November 02, 2017

By E. Mesiyah McGinnis

Staff Writer

 

On October 20, at only 14 years of age, Deangelo “Dee Dee” Parham suddenly passed of an enlarged heart.  Although he lived in Los Angeles, he was in Alabama at the time of his passing; his death was felt miles away as the community of mourners came out to Rancho Cienega Sports Complex, in South Los Angeles, to pay their final respects and share in the loss of a great friend.  Dee Dee was the younger brother of Antonio Chatman and Tony Parham, local kids, who made names for themselves as elite athletes at Rancho, Dorsey High school and beyond. Dee Dee was the youngest family member following in his big brother’s legacy.  He was very much loved by his high school friends, park community and family.

Antonio welcomed and thanked the packed crowd for attending his little brother’s memorial, held in the basketball gymnasium. According to Antonio, Dee Dee practically grew up at the park. He loved being at Rancho and participating in the sports programs. “He was what coaches call a ‘Rancho Park Rat’,” he said.  The memorial was also a chance for his friends and extended family to celebrate his life. The love and support that was shown was overwhelming, with a diverse group coming to share in sacred and funny memories.  Pastor Johnson, who prayed, asking God for understanding, delivered the message of death never being easy.  “No matter how saved you might be, death is never easy .. especially when a young person’s life is taken,” said Pastor Johnson.  “We better find God.  God may not take the pain away, but God will give you grace.”

Kamani Black, deputy, Los Angeles City Council, spoke of his fond memories of Dee Dee and read a heartfelt letter, sent from the Dodger organization. “We are incredibly saddened to hear of the sudden death of Deangelo … we are honored to call him a member of the Dodgers Foundation family and are grateful baseball placed so much joy in his heart, Kamani read.  He then shared with the audience that the Dodger Foundation was providing a donation of $2,500 in hopes of assisting with the family’s funeral expenses.  Black also shared with the grateful audience a commemorative photograph of Deangelo in his Dodger uniform; he also revealed the City Council’s plan to request that Los Angeles Recreation and Parks rename Diamond 4 in Deangelo’s name. 

Deangelo’s high school friends spoke highly of him, and other peers sang or just shared fun stories to pay their last respects to their fallen friend.  Older brother, Tony Parham delivered heartfelt words of reflection, and thanks Deangelo’s friends for being so supportive of him.  “My little brother you were more than my brother, you were my friend,” he recited. “My little brother, my little brother, handsome cause you look like me, my little brother, when I lost you, I lost a part of me.”  Antonio reflected, “he was a very talented person who had yet to reach his full potential. He made such an impact in his short time here and I wish I had a chance to talk to him one last time,” he said. 

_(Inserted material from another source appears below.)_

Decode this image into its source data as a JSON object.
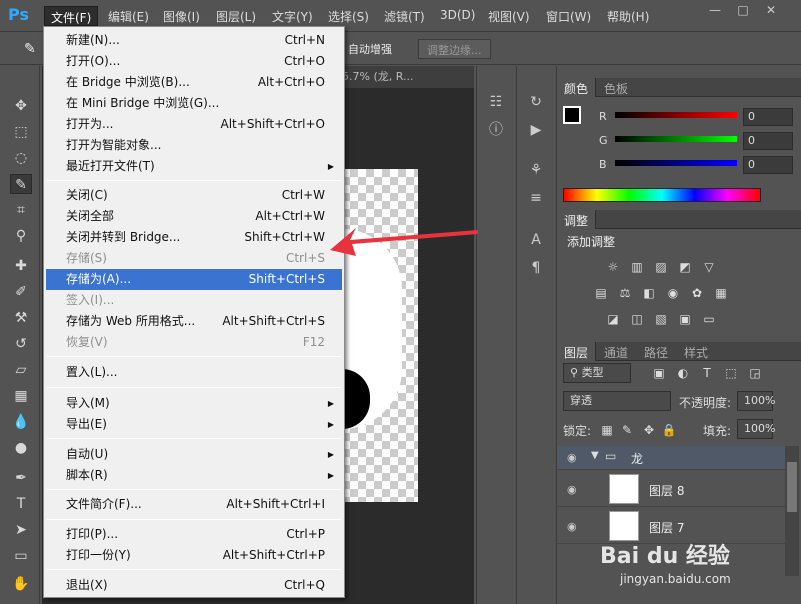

“Every person in his family was an athlete.  Whenever we were choosing teams, Dee Dee was always the first kid on my list.  On behalf of Rancho Cienaga Park, we love Dee Dee and the Chatman and Parham family,” said Recreation Coordinator Phillip Wiley.  According to Wiley, the kids and parents of Rancho are a family; they celebrate the good times and comfort one another during the challenging times.  “We are family at Rancho.”

 After the memorial, Dee Dee’s Friends and family moved to take a group photo on Diamond 4, which will soon be named in Deangelo’s honor. “My brother’s heart was larger than his small body could handle. May you rest in heaven, your big brother,” said Antonio Chatmon.